By adopting this strategy, the leadership of Ukraine acknowledged that the Roma have a problem that must be addressed. But, as of now, the effectiveness of the Strategy’s implementation is low.

The situation pertaining to the rights of the Roma leaves much to be desired. In Ukraine, there is no single body that could duly implement state policy towards Roma, which is outlined in the Strategy for the Protection and Integration of the Roma National Minority into Ukrainian society.

“Formally, all the responsibility is on the Ministry of Culture, but the scope of its authority is much narrower than the range of problems faced by the Roma national community.
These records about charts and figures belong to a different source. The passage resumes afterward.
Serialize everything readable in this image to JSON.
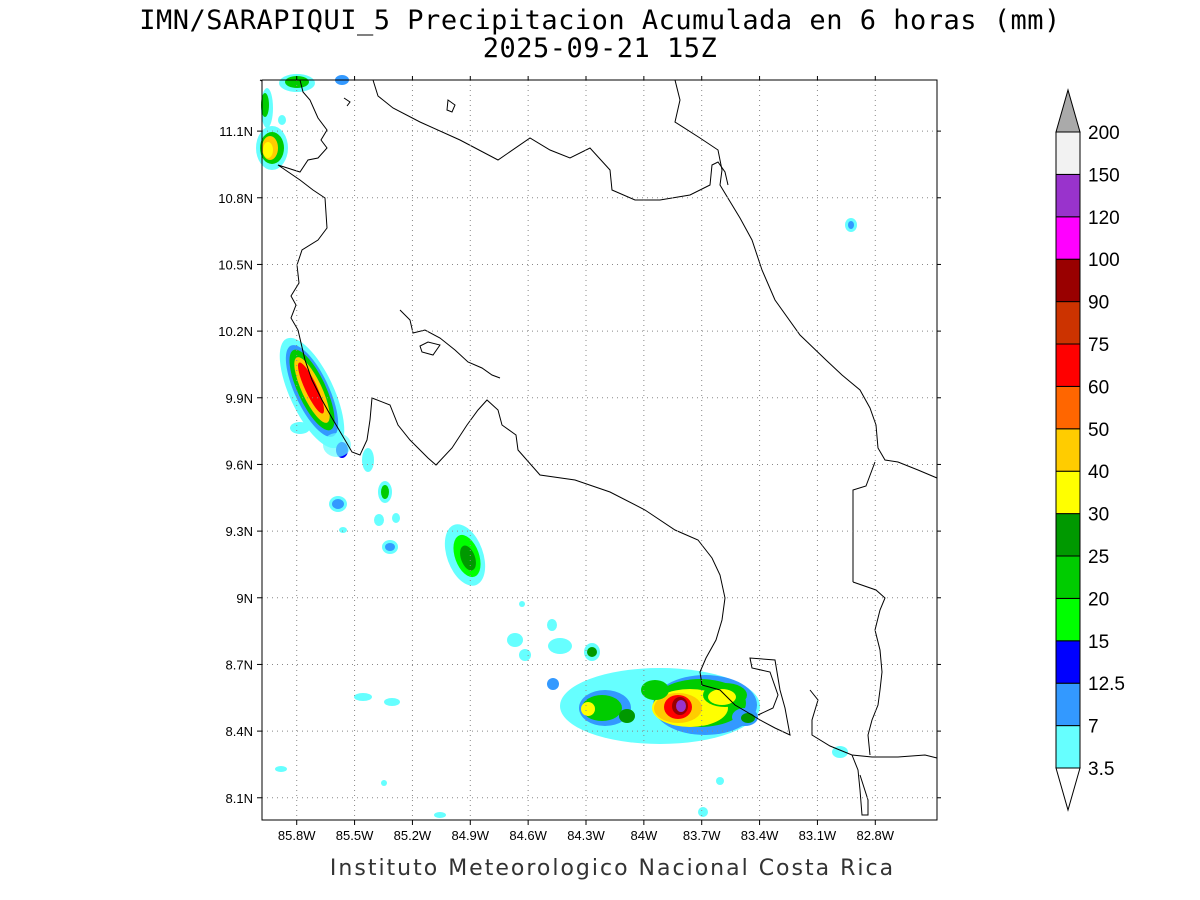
{
  "title_line1": "IMN/SARAPIQUI_5 Precipitacion Acumulada en 6 horas (mm)",
  "title_line2": "2025-09-21 15Z",
  "credit": "Instituto Meteorologico Nacional Costa Rica",
  "map": {
    "lon_range": [
      -85.98,
      -82.48
    ],
    "lat_range": [
      8.0,
      11.33
    ],
    "x_ticks": [
      {
        "value": -85.8,
        "label": "85.8W"
      },
      {
        "value": -85.5,
        "label": "85.5W"
      },
      {
        "value": -85.2,
        "label": "85.2W"
      },
      {
        "value": -84.9,
        "label": "84.9W"
      },
      {
        "value": -84.6,
        "label": "84.6W"
      },
      {
        "value": -84.3,
        "label": "84.3W"
      },
      {
        "value": -84.0,
        "label": "84W"
      },
      {
        "value": -83.7,
        "label": "83.7W"
      },
      {
        "value": -83.4,
        "label": "83.4W"
      },
      {
        "value": -83.1,
        "label": "83.1W"
      },
      {
        "value": -82.8,
        "label": "82.8W"
      }
    ],
    "y_ticks": [
      {
        "value": 8.1,
        "label": "8.1N"
      },
      {
        "value": 8.4,
        "label": "8.4N"
      },
      {
        "value": 8.7,
        "label": "8.7N"
      },
      {
        "value": 9.0,
        "label": "9N"
      },
      {
        "value": 9.3,
        "label": "9.3N"
      },
      {
        "value": 9.6,
        "label": "9.6N"
      },
      {
        "value": 9.9,
        "label": "9.9N"
      },
      {
        "value": 10.2,
        "label": "10.2N"
      },
      {
        "value": 10.5,
        "label": "10.5N"
      },
      {
        "value": 10.8,
        "label": "10.8N"
      },
      {
        "value": 11.1,
        "label": "11.1N"
      }
    ],
    "grid": "dotted"
  },
  "legend": {
    "levels": [
      {
        "label": "3.5",
        "color": "#66ffff"
      },
      {
        "label": "7",
        "color": "#3399ff"
      },
      {
        "label": "12.5",
        "color": "#0000ff"
      },
      {
        "label": "15",
        "color": "#00ff00"
      },
      {
        "label": "20",
        "color": "#00cc00"
      },
      {
        "label": "25",
        "color": "#009900"
      },
      {
        "label": "30",
        "color": "#ffff00"
      },
      {
        "label": "40",
        "color": "#ffcc00"
      },
      {
        "label": "50",
        "color": "#ff6600"
      },
      {
        "label": "60",
        "color": "#ff0000"
      },
      {
        "label": "75",
        "color": "#cc3300"
      },
      {
        "label": "90",
        "color": "#990000"
      },
      {
        "label": "100",
        "color": "#ff00ff"
      },
      {
        "label": "120",
        "color": "#9933cc"
      },
      {
        "label": "150",
        "color": "#f2f2f2"
      },
      {
        "label": "200",
        "color": "#aaaaaa"
      }
    ]
  }
}
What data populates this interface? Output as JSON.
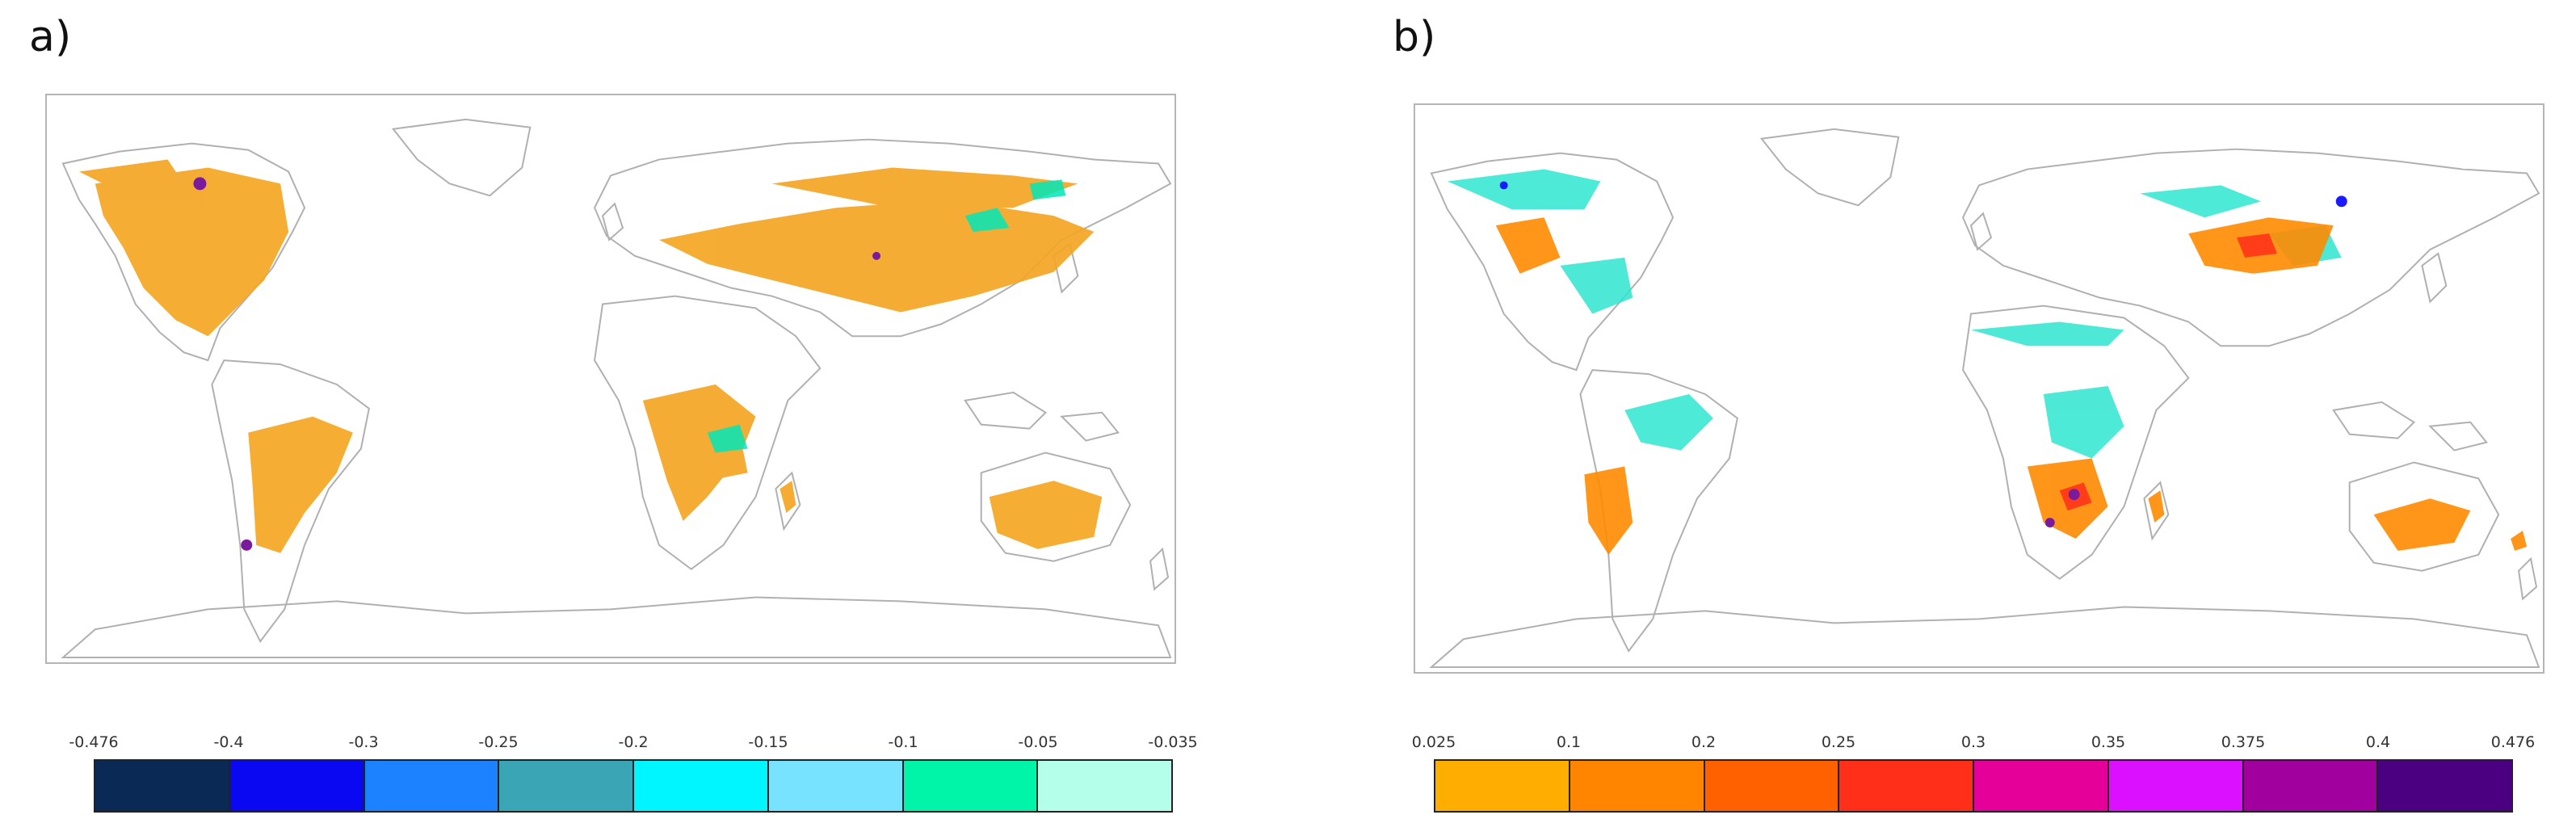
{
  "panels": [
    {
      "label": "a)",
      "colorbar": {
        "ticks": [
          "-0.476",
          "-0.4",
          "-0.3",
          "-0.25",
          "-0.2",
          "-0.15",
          "-0.1",
          "-0.05",
          "-0.035"
        ],
        "colors": [
          "#0a2a55",
          "#0a07f2",
          "#1c82ff",
          "#3aa5b4",
          "#00f6ff",
          "#78e3ff",
          "#00f5a8",
          "#b3ffe9"
        ]
      },
      "dominant_color": "#f5a623"
    },
    {
      "label": "b)",
      "colorbar": {
        "ticks": [
          "0.025",
          "0.1",
          "0.2",
          "0.25",
          "0.3",
          "0.35",
          "0.375",
          "0.4",
          "0.476"
        ],
        "colors": [
          "#ffad00",
          "#ff8500",
          "#ff6100",
          "#ff2f1a",
          "#e5009a",
          "#db10ff",
          "#a1009e",
          "#4b0082"
        ]
      },
      "dominant_color": "#2ee6d0"
    }
  ]
}
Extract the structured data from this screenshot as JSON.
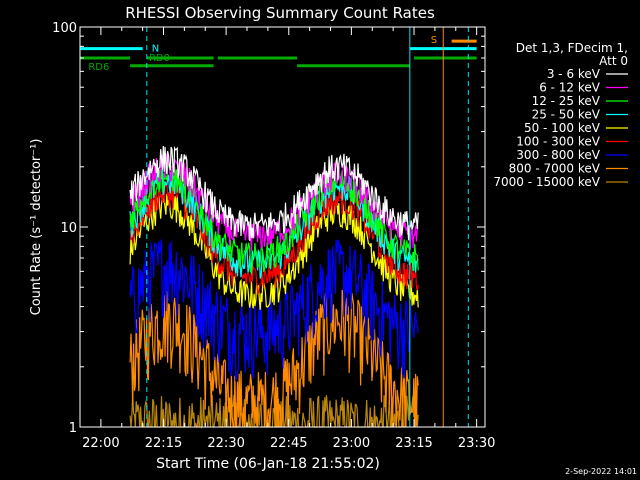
{
  "footer": {
    "date_stamp": "2-Sep-2022 14:01"
  },
  "legend": {
    "header_line1": "Det 1,3, FDecim 1,",
    "header_line2": "Att 0"
  },
  "colors": {
    "background": "#000000",
    "axes": "#ffffff",
    "N_dashed_line": "#00e5ee",
    "S_orange_line": "#ff8c00"
  },
  "chart_data": {
    "type": "line",
    "title": "RHESSI Observing Summary Count Rates",
    "xlabel": "Start Time (06-Jan-18 21:55:02)",
    "ylabel": "Count Rate (s⁻¹ detector⁻¹)",
    "y_scale": "log",
    "ylim": [
      1,
      100
    ],
    "y_ticks": [
      "1",
      "10",
      "100"
    ],
    "xlim": [
      "21:55",
      "23:32"
    ],
    "x_ticks": [
      {
        "t": "22:00",
        "label": "22:00"
      },
      {
        "t": "22:15",
        "label": "22:15"
      },
      {
        "t": "22:30",
        "label": "22:30"
      },
      {
        "t": "22:45",
        "label": "22:45"
      },
      {
        "t": "23:00",
        "label": "23:00"
      },
      {
        "t": "23:15",
        "label": "23:15"
      },
      {
        "t": "23:30",
        "label": "23:30"
      }
    ],
    "data_interval": [
      "22:07",
      "23:16"
    ],
    "series": [
      {
        "name": "3 - 6 keV",
        "color": "#ffffff",
        "peak1": 22,
        "trough": 10,
        "peak2": 20
      },
      {
        "name": "6 - 12 keV",
        "color": "#ff00ff",
        "peak1": 20,
        "trough": 9,
        "peak2": 18
      },
      {
        "name": "12 - 25 keV",
        "color": "#00ff00",
        "peak1": 18,
        "trough": 7,
        "peak2": 17
      },
      {
        "name": "25 - 50 keV",
        "color": "#00ffff",
        "peak1": 17,
        "trough": 6.5,
        "peak2": 16
      },
      {
        "name": "50 - 100 keV",
        "color": "#ffff00",
        "peak1": 13,
        "trough": 4.5,
        "peak2": 12
      },
      {
        "name": "100 - 300 keV",
        "color": "#ff0000",
        "peak1": 15,
        "trough": 5.5,
        "peak2": 14
      },
      {
        "name": "300 - 800 keV",
        "color": "#0000ff",
        "peak1": 6.5,
        "trough": 3,
        "peak2": 6
      },
      {
        "name": "800 - 7000 keV",
        "color": "#ff8c00",
        "peak1": 3.5,
        "trough": 1.3,
        "peak2": 3.5
      },
      {
        "name": "7000 - 15000 keV",
        "color": "#b8860b",
        "peak1": 1,
        "trough": 1,
        "peak2": 1
      }
    ],
    "flag_bars": [
      {
        "label": "N",
        "color": "#00ffff",
        "y": 78,
        "segments": [
          [
            "21:55",
            "22:10"
          ],
          [
            "23:14",
            "23:30"
          ]
        ]
      },
      {
        "label": "RD0",
        "color": "#00aa00",
        "y": 70,
        "segments": [
          [
            "21:55",
            "22:07"
          ],
          [
            "22:11",
            "22:27"
          ],
          [
            "22:28",
            "22:47"
          ],
          [
            "23:15",
            "23:30"
          ]
        ]
      },
      {
        "label": "RD6",
        "color": "#00aa00",
        "y": 64,
        "segments": [
          [
            "22:07",
            "22:27"
          ],
          [
            "22:47",
            "23:14"
          ]
        ]
      },
      {
        "label": "S",
        "color": "#ff8c00",
        "y": 85,
        "segments": [
          [
            "23:24",
            "23:30"
          ]
        ]
      }
    ],
    "vertical_lines": [
      {
        "t": "22:11",
        "color": "#00e5ee",
        "style": "dashed"
      },
      {
        "t": "23:14",
        "color": "#00e5ee",
        "style": "solid"
      },
      {
        "t": "23:28",
        "color": "#00e5ee",
        "style": "dashed"
      },
      {
        "t": "23:22",
        "color": "#ff8c00",
        "style": "solid"
      }
    ]
  }
}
The needs of the Roma are primarily in relation to access to social services, education, medicine, and legal aid,” says Olga Zhmurko, the Roma Program Director of the International Renaissance Foundation.

Zhmurko explains that, in Ukraine, although there has been created a government commissioner for ethnic policy, creating another institution does not address the question systematically. It does not change the approach of the state to vulnerable groups, which include the Roma minority.

Meanwhile, Roma communities call on the authorities to at least simplify the procedure for obtaining identity documents for Roma IDPs and to monitor the needs of the Roma population while cooperating more closely with the Roma organizations. Will the government listen?